Con Constantine (born 1 July 1945) is a Cypriot Australian businessman and the former owner of the Australian football (soccer) club Newcastle United Jets.

==Biography==
===Early life===
Con Constantine migrated to Australia with his parents and siblings from the town of Maroni, near Larnaka, Cyprus, at the age of 10. At a young age, he started working in a takeaway food store before going on to sell houseplants.

In 1985, he built Parklea Markets (on the site of a former drive-in cinema), initially operating it as a plant nursery while seeking council approval. After approval was granted, Parklea Markets quickly established itself as one of the premier retail destinations in Western Sydney.

In recent years, Constantine has expanded his interests to Newcastle, 150 km north of Sydney, where he is the owner of The Store. He recently purchased two Newcastle community papers, the Newcastle & Lake Macquarie Post and the Hunter Post, from Fairfax Media. Constantine is a supporter of his local Blacktown Greek Orthodox parish as well as many legitimate Sydney and Newcastle charities.

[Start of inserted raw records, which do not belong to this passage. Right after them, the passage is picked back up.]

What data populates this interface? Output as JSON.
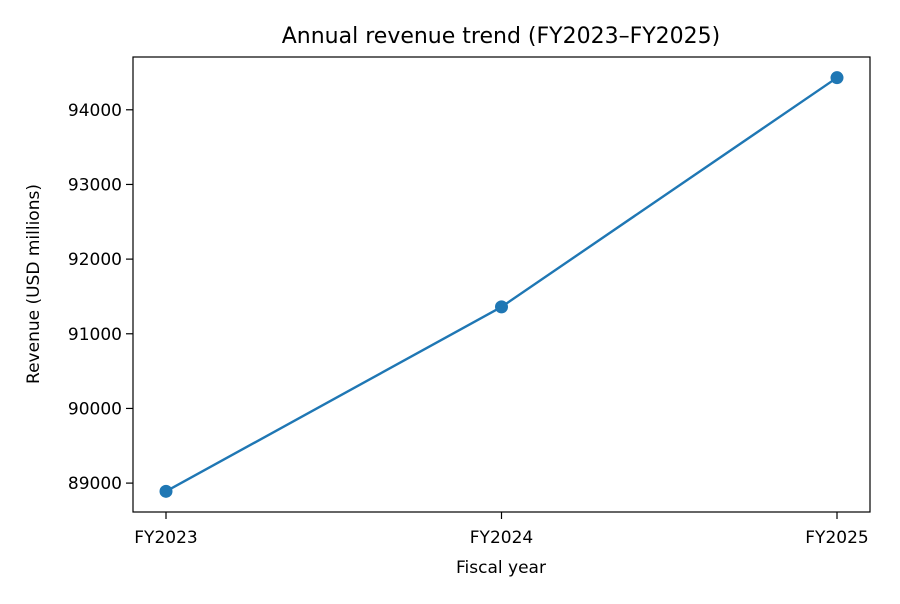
{
  "chart_data": {
    "type": "line",
    "title": "Annual revenue trend (FY2023–FY2025)",
    "xlabel": "Fiscal year",
    "ylabel": "Revenue (USD millions)",
    "categories": [
      "FY2023",
      "FY2024",
      "FY2025"
    ],
    "series": [
      {
        "values": [
          88890,
          91360,
          94430
        ],
        "color": "#1f77b4",
        "marker": "circle"
      }
    ],
    "yticks": [
      89000,
      90000,
      91000,
      92000,
      93000,
      94000
    ],
    "ylim": [
      88613,
      94707
    ],
    "grid": false,
    "legend": "none"
  }
}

===Newcastle United Jets===
Constantine was the owner and chairman of Newcastle United Jets, an Australian professional football (soccer) club based in Newcastle. The club competes in the A-League and plays its home games at the Newcastle International Sports Centre. They were the A-League Champions for the 2007–08 A-League season, after defeating the Central Coast Mariners 1-0 in the Grand Final. The club was formed in 2000 when it joined the National Soccer League as Newcastle United.

Constantine replaced Jets' manager Richard Money with an Australian, Nick Theodorakopoulos, for the 2006/2007 A-League season. Theodorakopoulos was sacked as manager after a lacklustre start to the season. The new coach was Gary van Egmond with support from assistant coach Mark Jones. For the 2009–10 season, former Sydney FC coach Branko Culina was appointed head coach after Gary van Egmond's shock departure.

Constantine chose to bring in controversial striker Mario Jardel to Newcastle. The Brazilian legend had a successful career, but was out of shape and out of form by the time he arrived at the Jets. Constantine has invested over $15 million into the Newcastle Jets.

After an unsuccessful 2008/2009 season, a group of Newcastle supporters staged a small protest by hanging all their banners upside down. Constantine invited the leaders of the group to his corporate box and allegedly threatened them. The incident was investigated by the Football Federation Australia.

On 22 September 2010, Con was stripped of his licence of the Newcastle Jets. The team was taken over on a short-term basis by local businessman Nathan Tinkler. Constantine made a tearful farewell press conference and accused the FFA of backstabbing him.